Experts have cautioned that compressing compliance timelines under India’s Digital Personal Data Protection (DPDP) Rules could strain businesses and weaken investor confidence, particularly in the startup ecosystem. The concerns were raised during a media briefing hosted by InGovern Research Services. While industry stakeholders broadly welcomed the intent to strengthen data privacy, speakers warned that advancing implementation timelines from the originally proposed 18 months to 12 months — and in some cases immediate enforcement — could impose disproportionate operational and financial burdens. They stressed that DPDP compliance requires deep changes in technology architecture, governance systems and internal processes, not just paperwork.

Shriram Subramanian said mandatory data and log retention, combined with shortened timelines, could derail large enterprises and prove unmanageable for young companies. Legal experts echoed the concern, with Shreya Suri noting that startups and MSMEs lack adequate awareness, expertise and infrastructure to meet complex obligations at short notice.

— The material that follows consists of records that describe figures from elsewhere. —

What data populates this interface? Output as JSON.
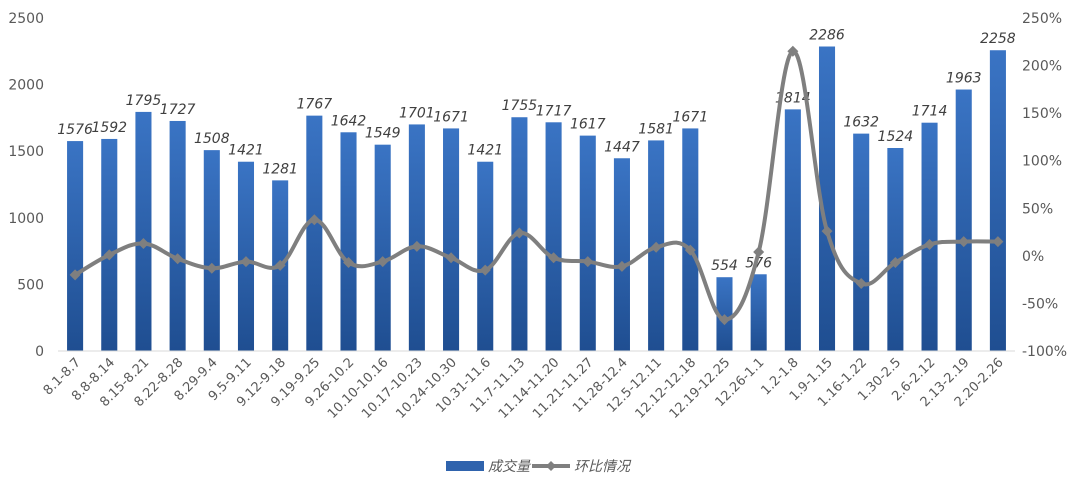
{
  "chart_data": {
    "type": "bar",
    "categories": [
      "8.1-8.7",
      "8.8-8.14",
      "8.15-8.21",
      "8.22-8.28",
      "8.29-9.4",
      "9.5-9.11",
      "9.12-9.18",
      "9.19-9.25",
      "9.26-10.2",
      "10.10-10.16",
      "10.17-10.23",
      "10.24-10.30",
      "10.31-11.6",
      "11.7-11.13",
      "11.14-11.20",
      "11.21-11.27",
      "11.28-12.4",
      "12.5-12.11",
      "12.12-12.18",
      "12.19-12.25",
      "12.26-1.1",
      "1.2-1.8",
      "1.9-1.15",
      "1.16-1.22",
      "1.30-2.5",
      "2.6-2.12",
      "2.13-2.19",
      "2.20-2.26"
    ],
    "series": [
      {
        "name": "成交量",
        "type": "bar",
        "axis": "left",
        "color": "#2f63ad",
        "values": [
          1576,
          1592,
          1795,
          1727,
          1508,
          1421,
          1281,
          1767,
          1642,
          1549,
          1701,
          1671,
          1421,
          1755,
          1717,
          1617,
          1447,
          1581,
          1671,
          554,
          576,
          1814,
          2286,
          1632,
          1524,
          1714,
          1963,
          2258
        ],
        "labels": [
          "1576",
          "1592",
          "1795",
          "1727",
          "1508",
          "1421",
          "1281",
          "1767",
          "1642",
          "1549",
          "1701",
          "1671",
          "1421",
          "1755",
          "1717",
          "1617",
          "1447",
          "1581",
          "1671",
          "554",
          "576",
          "1814",
          "2286",
          "1632",
          "1524",
          "1714",
          "1963",
          "2258"
        ]
      },
      {
        "name": "环比情况",
        "type": "line",
        "axis": "right",
        "color": "#7f7f7f",
        "values": [
          -20,
          1,
          13,
          -3,
          -13,
          -6,
          -10,
          38,
          -7,
          -6,
          10,
          -2,
          -15,
          24,
          -2,
          -6,
          -11,
          9,
          6,
          -67,
          4,
          215,
          26,
          -29,
          -7,
          12,
          15,
          15
        ]
      }
    ],
    "y_left": {
      "min": 0,
      "max": 2500,
      "ticks": [
        "0",
        "500",
        "1000",
        "1500",
        "2000",
        "2500"
      ]
    },
    "y_right": {
      "min": -100,
      "max": 250,
      "ticks": [
        "-100%",
        "-50%",
        "0%",
        "50%",
        "100%",
        "150%",
        "200%",
        "250%"
      ]
    },
    "grid": false,
    "legend_position": "bottom"
  }
}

Investors also flagged uncertainty around penalties and the designation of Significant Data Fiduciaries. Angel investor Lloyd Mathias said rising compliance costs and unclear enforcement could affect funding decisions and slow innovation. In Kolkata, which hosts a growing base of IT services firms, fintech startups and MSMEs, industry observers say compressed DPDP timelines could have an outsized impact. Many smaller enterprises in the city are still formalising digital systems and compliance frameworks. Sudden enforcement may force businesses to divert capital from expansion and hiring toward legal and data-security costs, potentially slowing digital adoption and investment momentum in eastern India.